16. Hukuk Dairesi 2014/15477 E. , 2015/2311 K.
"İçtihat Metni"MAHKEMESİ :KADASTRO MAHKEMESİ
DAVA TÜRÜ : KADASTRO
Taraflar arasında görülen dava sonucunda verilen hükmün Yargıtay"ca duruşmalı olarak incelenmesi istenilmekle; duruşma için belli edilen gün ve saatte temyiz eden ... vs. vekili Avukat ... ile aleyhine temyiz istenilen taraftan gelen olmadı. Gelenin yüzüne karşı duruşmaya başlandı. Sözlü açıklamaları dinlendikten sonra duruşmanın bittiği bildirildi. Süresi içinde inceleme raporu ve dosyadaki belgeler okundu. GEREĞİ GÖRÜŞÜLDÜ:
Yargıtay bozma ilamında özetle; “önceki günlü bozmaya uyularak yapılan inceleme ve araştırmanın yeterli olmadığı, davacının dayandığı tescil ilamı ile oluşan tapu kaydının gereği gibi uygulanmadığı, bozmadan önceki fen bilirkişisinin düzenlediği rapor ile bozmadan sonra hükme esas alınan bilirkişi raporları çeliştiği halde çelişkinin giderilmediği, Toprak Tevzii Komisyonunca düzenlenen haritada davalıların murisi ......"e 3 ve 4 parsel sayılı taşınmazların verildiğinin belirtildiği halde 4 parsel sayılı taşınmaz için tapu kaydının oluşturulup oluşturulmadığının araştırılmadığı, 3 parsel sayılı taşınmaz için oluşturulan Şubat 1956 tarih 632 sayılı tapu kaydının batı sınırında gösterilen ... ile davalıların murisi ......"in aynı kişi olup olmadığının belirlenmediği, hal böyle olunca; eksiklikler tamamlandıktan sonra taşınmaz başında keşif yapılarak tapu kayıtlarının usulüne göre uygulanması, önceki fen bilirkişilerinin düzenledikleri raporlar arasındaki çelişkinin giderilmesi, tapu kayıtlarının iç içe girmesi halinde hangi tapu kaydının gerçeği yansıttığının belirlenmesi ve sonucuna göre bir karar verilmesi" gereğine değinilmiştir. Mahkemece bozmaya uyularak yapılan yargılama sonunda davacıların davalarının reddine; çekişmeli 1042 ve 1044 parsel sayılı taşınmazların tespit gibi tapuya tesciline karar verilmiş; hüküm, yargılama sırasında ölen davacıların mirasçıları vekili tarafından temyiz edilmiştir.

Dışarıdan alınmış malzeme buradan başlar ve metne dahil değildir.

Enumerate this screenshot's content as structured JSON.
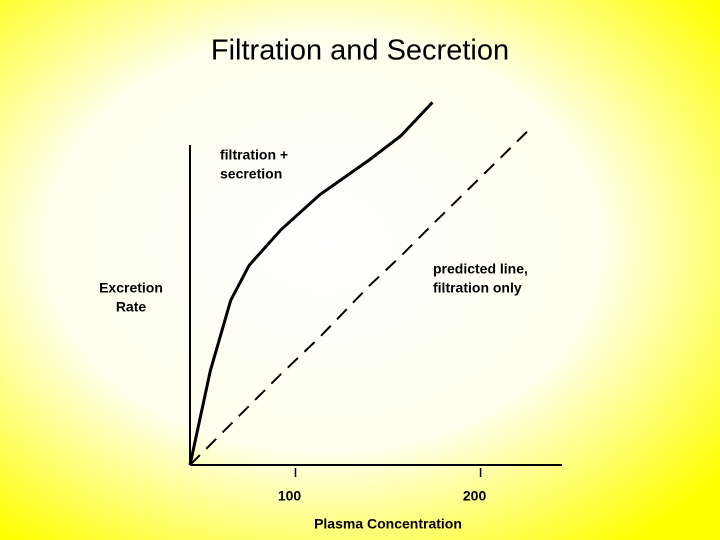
{
  "chart_data": {
    "type": "line",
    "title": "Filtration and Secretion",
    "xlabel": "Plasma Concentration",
    "ylabel": [
      "Excretion",
      "Rate"
    ],
    "x": [
      43,
      54,
      65,
      75,
      92,
      113,
      140,
      157,
      174,
      227
    ],
    "series": [
      {
        "color": "#000000",
        "dash": false,
        "values": [
          0,
          51,
          89,
          108,
          127,
          146,
          165,
          178,
          196,
          null
        ]
      },
      {
        "color": "#000000",
        "dash": true,
        "values": [
          0,
          11,
          22,
          32,
          49,
          69,
          97,
          113,
          130,
          182
        ]
      }
    ],
    "annotations": [
      {
        "lines": [
          "filtration +",
          "secretion"
        ]
      },
      {
        "lines": [
          "predicted line,",
          "filtration only"
        ]
      }
    ],
    "xlim": [
      43,
      244
    ],
    "xticks": [
      100,
      200
    ],
    "ylim": [
      0,
      200
    ],
    "yticks": [],
    "grid": false
  }
}
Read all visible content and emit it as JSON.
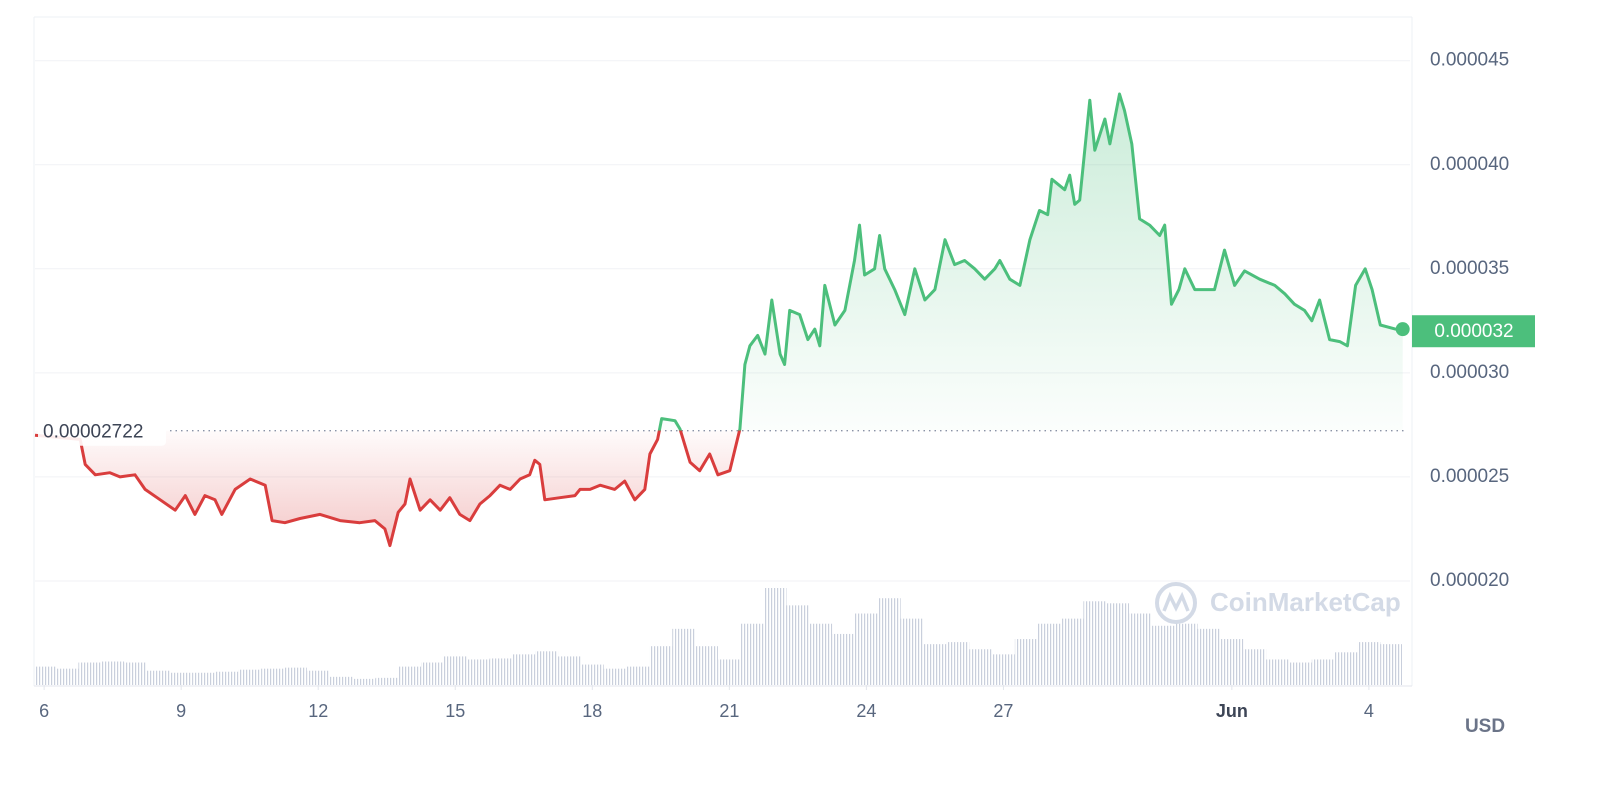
{
  "chart_data": {
    "type": "line",
    "x": [
      -0.2,
      0.79,
      0.9,
      1.12,
      1.44,
      1.66,
      1.99,
      2.21,
      2.54,
      2.87,
      3.09,
      3.3,
      3.52,
      3.74,
      3.89,
      4.18,
      4.51,
      4.84,
      4.99,
      5.27,
      5.6,
      6.04,
      6.48,
      6.91,
      7.24,
      7.46,
      7.57,
      7.75,
      7.9,
      8.01,
      8.23,
      8.45,
      8.67,
      8.88,
      9.1,
      9.32,
      9.54,
      9.76,
      9.98,
      10.2,
      10.42,
      10.63,
      10.74,
      10.85,
      10.96,
      11.29,
      11.62,
      11.73,
      11.95,
      12.17,
      12.49,
      12.71,
      12.93,
      13.15,
      13.26,
      13.43,
      13.52,
      13.81,
      13.92,
      14.14,
      14.35,
      14.57,
      14.75,
      15.01,
      15.23,
      15.34,
      15.45,
      15.62,
      15.78,
      15.93,
      16.11,
      16.21,
      16.32,
      16.54,
      16.72,
      16.87,
      16.98,
      17.09,
      17.31,
      17.53,
      17.74,
      17.85,
      17.96,
      18.18,
      18.29,
      18.4,
      18.62,
      18.84,
      19.06,
      19.28,
      19.5,
      19.72,
      19.93,
      20.15,
      20.37,
      20.59,
      20.81,
      20.92,
      21.14,
      21.36,
      21.58,
      21.79,
      21.97,
      22.06,
      22.34,
      22.45,
      22.56,
      22.67,
      22.89,
      23.0,
      23.22,
      23.33,
      23.54,
      23.65,
      23.81,
      23.98,
      24.2,
      24.42,
      24.53,
      24.68,
      24.84,
      24.97,
      25.19,
      25.4,
      25.62,
      25.84,
      26.06,
      26.28,
      26.61,
      26.94,
      27.16,
      27.37,
      27.59,
      27.75,
      27.92,
      28.14,
      28.36,
      28.53,
      28.71,
      28.92,
      29.07,
      29.25,
      29.58,
      29.74
    ],
    "values": [
      2.7e-05,
      2.68e-05,
      2.56e-05,
      2.51e-05,
      2.52e-05,
      2.5e-05,
      2.51e-05,
      2.44e-05,
      2.39e-05,
      2.34e-05,
      2.41e-05,
      2.32e-05,
      2.41e-05,
      2.39e-05,
      2.32e-05,
      2.44e-05,
      2.49e-05,
      2.46e-05,
      2.29e-05,
      2.28e-05,
      2.3e-05,
      2.32e-05,
      2.29e-05,
      2.28e-05,
      2.29e-05,
      2.25e-05,
      2.17e-05,
      2.33e-05,
      2.37e-05,
      2.49e-05,
      2.34e-05,
      2.39e-05,
      2.34e-05,
      2.4e-05,
      2.32e-05,
      2.29e-05,
      2.37e-05,
      2.41e-05,
      2.46e-05,
      2.44e-05,
      2.49e-05,
      2.51e-05,
      2.58e-05,
      2.56e-05,
      2.39e-05,
      2.4e-05,
      2.41e-05,
      2.44e-05,
      2.44e-05,
      2.46e-05,
      2.44e-05,
      2.48e-05,
      2.39e-05,
      2.44e-05,
      2.61e-05,
      2.68e-05,
      2.78e-05,
      2.77e-05,
      2.73e-05,
      2.57e-05,
      2.53e-05,
      2.61e-05,
      2.51e-05,
      2.53e-05,
      2.73e-05,
      3.04e-05,
      3.13e-05,
      3.18e-05,
      3.09e-05,
      3.35e-05,
      3.09e-05,
      3.04e-05,
      3.3e-05,
      3.28e-05,
      3.16e-05,
      3.21e-05,
      3.13e-05,
      3.42e-05,
      3.23e-05,
      3.3e-05,
      3.54e-05,
      3.71e-05,
      3.47e-05,
      3.5e-05,
      3.66e-05,
      3.5e-05,
      3.4e-05,
      3.28e-05,
      3.5e-05,
      3.35e-05,
      3.4e-05,
      3.64e-05,
      3.52e-05,
      3.54e-05,
      3.5e-05,
      3.45e-05,
      3.5e-05,
      3.54e-05,
      3.45e-05,
      3.42e-05,
      3.64e-05,
      3.78e-05,
      3.76e-05,
      3.93e-05,
      3.88e-05,
      3.95e-05,
      3.81e-05,
      3.83e-05,
      4.31e-05,
      4.07e-05,
      4.22e-05,
      4.1e-05,
      4.34e-05,
      4.26e-05,
      4.1e-05,
      3.74e-05,
      3.71e-05,
      3.66e-05,
      3.71e-05,
      3.33e-05,
      3.4e-05,
      3.5e-05,
      3.4e-05,
      3.4e-05,
      3.4e-05,
      3.59e-05,
      3.42e-05,
      3.49e-05,
      3.45e-05,
      3.42e-05,
      3.38e-05,
      3.33e-05,
      3.3e-05,
      3.25e-05,
      3.35e-05,
      3.16e-05,
      3.15e-05,
      3.13e-05,
      3.42e-05,
      3.5e-05,
      3.4e-05,
      3.23e-05,
      3.21e-05,
      3.21e-05
    ],
    "baseline": 2.722e-05,
    "last_price": 3.2e-05,
    "up_color": "#4cbf7c",
    "down_color": "#d93d3d",
    "xlim": [
      -0.2,
      29.9
    ],
    "xticks": [
      {
        "value": 0,
        "label": "6"
      },
      {
        "value": 3,
        "label": "9"
      },
      {
        "value": 6,
        "label": "12"
      },
      {
        "value": 9,
        "label": "15"
      },
      {
        "value": 12,
        "label": "18"
      },
      {
        "value": 15,
        "label": "21"
      },
      {
        "value": 18,
        "label": "24"
      },
      {
        "value": 21,
        "label": "27"
      },
      {
        "value": 26,
        "label": "Jun"
      },
      {
        "value": 29,
        "label": "4"
      }
    ],
    "ylim": [
      1.5e-05,
      4.71e-05
    ],
    "yticks": [
      {
        "value": 2e-05,
        "label": "0.000020"
      },
      2.5e-05,
      {
        "value": 3e-05,
        "label": "0.000030"
      },
      3.5e-05,
      {
        "value": 4e-05,
        "label": "0.000040"
      },
      4.5e-05
    ],
    "grid": true,
    "volume": {
      "x": [
        0,
        0.5,
        1,
        1.5,
        2,
        2.5,
        3,
        3.5,
        4,
        4.5,
        5,
        5.5,
        6,
        6.5,
        7,
        7.5,
        8,
        8.5,
        9,
        9.5,
        10,
        10.5,
        11,
        11.5,
        12,
        12.5,
        13,
        13.5,
        14,
        14.5,
        15,
        15.5,
        16,
        16.5,
        17,
        17.5,
        18,
        18.5,
        19,
        19.5,
        20,
        20.5,
        21,
        21.5,
        22,
        22.5,
        23,
        23.5,
        24,
        24.5,
        25,
        25.5,
        26,
        26.5,
        27,
        27.5,
        28,
        28.5,
        29,
        29.5
      ],
      "values": [
        18,
        16,
        22,
        23,
        22,
        14,
        12,
        12,
        13,
        15,
        16,
        17,
        14,
        8,
        6,
        7,
        18,
        22,
        28,
        25,
        26,
        30,
        33,
        28,
        20,
        16,
        18,
        38,
        55,
        38,
        25,
        60,
        95,
        78,
        60,
        50,
        70,
        85,
        65,
        40,
        42,
        35,
        30,
        45,
        60,
        65,
        82,
        80,
        70,
        58,
        60,
        55,
        45,
        35,
        25,
        22,
        25,
        32,
        42,
        40
      ]
    },
    "currency": "USD",
    "watermark": "CoinMarketCap"
  }
}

Mahkemece davacı ..."in 24.07.1979 tarihli keşifte çekişmeli taşınmazları tespitten 10 yıl once davalıların murisi ......"den satın alarak kendilerine ait taşınmazla birleştirdiklerini söylediğini bu beyan karşısında davacıların tapu kaydı kapsamında kalan çekişmeli taşınmazların satın alma tarihinden itibaren tespit tarihine kadar 10 yıl süreyle kullandıkların ispatlayamadıkları gerekçe gösterilmek suretiyle davanın reddine karar verilmiş ise de yapılan araştırma ve inceleme karar vermeye yeterli olmadığı gibi dosya kapsamına dahi uygun düşmemektedir. Mahkemece Yargıtay bozma ilamına uyulduğuna göre, bozmada işaret edilen hususların eksiksiz olarak yerine getirilmesi gerekir. Bozma ilamına uyulmakla, taraflar yararına usuli müktesep hak oluşur. Bu hakkın zedelenmemesi için bozma gereklerinin tam olarak yerine getirilmesi zaruridir. Davalılar vekilince bir kısım yerin tespitten 10 yıl önce davacılara satıldığı bildirilmiş ancak satılan yerin davacılar adına tespit gören dava dışı 1041 parsel sayılı taşınmaz olduğu belirtilmiştir. Diğer bir anlatımla davalıların murisi tarafından davacılara taşınmaz satılarak zilyetliğin devredildiği hususu tarafların kabulündedir. Çözümlenmesi gereken husus satılan taşınmazın sınırlarının belirlenmesi noktasında toplanmaktadır. Hükmüne uyulan bozma ilamında özellikle tarafların tutundukları tapu kayıtlarının usulüne göre uygulanmadığı hususuna değinilmiş olmasına rağmen mahkemece uyulan bozma ilamına aykırı olarak dinlenilen yerel bilirkişilerin ve tanıkların sınırları bilemediklerini gerekçesiyle tapu kayıtlarının kapsamları belirlenmemiştir.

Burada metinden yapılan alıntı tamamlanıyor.